Clinical and technical evidence

A literature search was carried out for this briefing in accordance with the interim process and methods statement. This briefing includes the most relevant or best available published evidence relating to the clinical effectiveness of the technology. Further information about how the evidence for this briefing was selected is available on request by contacting mibs@nice.org.uk.

Published evidence

Three studies are summarised in this briefing, including a total of 57 kidney stones from 50 patients plus additional 607 cases of shockwave lithotripsy.

The evidence for StoneChecker includes 3 observational studies (2 full publications and 1 conference abstract).

Table 1 summarises the clinical evidence, and its strengths and limitations.

Overall assessment of the evidence

The studies included in table 1 examine the accuracy of CT texture analysis (CTTA) software for distinguishing uric acid (UA) and non-UA stones and predicting shockwave lithotripsy outcomes. Studies report that CTTA in vivo and ex vivo using unenhanced CT images can accurately differentiate UA stones from non-UA stones, and can also help to predict number of shocks needed when using shock wave lithotripsy to treat kidney stones. Two studies were funded by the company.

Table 1 Summary of selected studies

Cui et al. (2017)

Study size, design and location

A cross-sectional study of 5 patients with 7 kidney stones varying in size from 3 mm to 6 mmm done in the UK.

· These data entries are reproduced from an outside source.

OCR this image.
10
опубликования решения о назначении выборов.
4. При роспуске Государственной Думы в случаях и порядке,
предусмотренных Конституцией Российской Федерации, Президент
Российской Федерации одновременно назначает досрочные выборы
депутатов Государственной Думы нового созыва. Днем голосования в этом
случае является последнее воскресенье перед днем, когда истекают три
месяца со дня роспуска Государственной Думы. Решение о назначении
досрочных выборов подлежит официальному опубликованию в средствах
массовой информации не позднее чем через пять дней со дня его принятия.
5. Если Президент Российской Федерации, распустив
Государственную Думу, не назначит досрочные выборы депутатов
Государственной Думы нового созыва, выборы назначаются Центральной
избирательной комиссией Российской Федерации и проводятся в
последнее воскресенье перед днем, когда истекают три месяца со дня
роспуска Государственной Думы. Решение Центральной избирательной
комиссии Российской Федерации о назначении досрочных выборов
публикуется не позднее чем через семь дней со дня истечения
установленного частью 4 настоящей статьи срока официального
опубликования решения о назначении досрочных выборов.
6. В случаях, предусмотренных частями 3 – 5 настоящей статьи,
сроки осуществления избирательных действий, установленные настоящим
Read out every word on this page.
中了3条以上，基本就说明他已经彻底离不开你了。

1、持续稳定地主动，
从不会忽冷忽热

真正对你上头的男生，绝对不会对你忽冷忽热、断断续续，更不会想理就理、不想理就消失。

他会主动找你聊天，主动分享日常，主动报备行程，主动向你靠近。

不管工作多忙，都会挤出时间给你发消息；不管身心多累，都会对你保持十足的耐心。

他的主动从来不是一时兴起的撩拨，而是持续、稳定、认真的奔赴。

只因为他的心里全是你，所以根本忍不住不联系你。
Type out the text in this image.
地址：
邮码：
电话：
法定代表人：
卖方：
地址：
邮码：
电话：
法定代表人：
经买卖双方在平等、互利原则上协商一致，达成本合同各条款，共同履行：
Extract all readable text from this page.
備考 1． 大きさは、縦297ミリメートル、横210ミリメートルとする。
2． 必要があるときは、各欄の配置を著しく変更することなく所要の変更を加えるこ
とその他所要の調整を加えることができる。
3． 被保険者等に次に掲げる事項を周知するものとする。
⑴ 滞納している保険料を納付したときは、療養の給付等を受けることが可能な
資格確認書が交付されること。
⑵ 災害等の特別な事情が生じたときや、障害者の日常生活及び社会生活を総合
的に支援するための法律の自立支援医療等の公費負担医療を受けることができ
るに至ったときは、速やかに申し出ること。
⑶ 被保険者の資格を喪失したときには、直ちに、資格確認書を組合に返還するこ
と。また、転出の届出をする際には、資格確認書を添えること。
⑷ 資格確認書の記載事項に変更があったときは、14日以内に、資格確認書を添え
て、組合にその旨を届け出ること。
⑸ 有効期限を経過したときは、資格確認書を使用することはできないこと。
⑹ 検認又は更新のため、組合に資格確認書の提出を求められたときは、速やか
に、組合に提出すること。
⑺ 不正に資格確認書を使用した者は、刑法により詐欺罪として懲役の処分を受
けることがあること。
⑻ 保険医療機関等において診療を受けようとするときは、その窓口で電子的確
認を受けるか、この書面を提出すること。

Intervention and comparator

CTTA on CT scan images using CTTA software.

No comparator.

Key outcomes

CTTA metrics showed a mean HU density was statistically significantly positively corrected to number of shocks needed to fragment the stone (correlation co-efficient: 0.806, p=0.028). CTTA metrics of entropy and kurtosis predicted 92% of the outcome of number of shocks to fragment the stone. This was better than using stone volume or density.

Strengths and limitations

This was an experimental study, and CTTA was based on passed kidney stones that were provided by 5 volunteers.

It examined imaging-related factors that were associated with number of shocks needed to fragment the stone. But other clinical-related factors, such renal morphology, congenital anomalies and stone nature (de novo or recurrent), were not included in the analysis when predicting the outcome.

Funding of the study was not reported, and 1 study author is a director and shareholder of Feedback Plc. This is the company that developed and markets the TexRAD texture analysis algorithm used in the study.

Zhang et al. (2018)

Study size, design and location

A cross-sectional study of 14 patients with 18 UA stones and 31 patients with 32 non-UA stones, done in the UK.

Intervention and comparator(s)

CTTA on CT scan images using CTTA software.

No comparator (fourier transform infrared spectroscopy as reference standard).

Key outcomes

CTTA showed that the accuracy of texture features for differentiating UA from non-UA stones ranged from 88% to 92%. CTTA incorporated metrics including skewness and kurtosis had a sensitivity of 94.4% and specificity of 93.7% for differentiating UA stones from non-UA stones.

Strengths and limitations

Small sample size. The retrospective design may have introduced selection bias and overestimated diagnostic accuracy.

Cui et al. 2017 (abstract)

Study size, design and location

A cross-sectional study of 607 cases of SWL done in the UK and China.

Intervention and comparator(s)

CTTA on CT scan images using CTTA software.

No comparator.

Key outcomes

UK data showed a 46% of success rate (completely stone free) with SWL. Variables associated with a significantly lower SWL success rates were: increasing age, female, larger stone sizes, higher mean and standard deviation of the HU, 2 or more stones in the same location, vesico-urteric junction location and higher CTTA calculated entropy and total. The predicted probability of success rates was 84% using CTTA.

The data from China produced a model of similar predictive ability.

Strengths and limitations

A cross-sectional study. The study was funded by StoneChecker Software Limited.

Abbreviations: CTTA, CT texture analysis; HU, Hounsfield unit; SWL, shockwave lithotripsy; UA, uric acid.

Recent and ongoing studies

No ongoing or in-development trials were identified. The company noted that an unpublished paper on the technology is currently under review, which is investigating potential factors that affect outcome of extracorporeal shockwave for renal stones.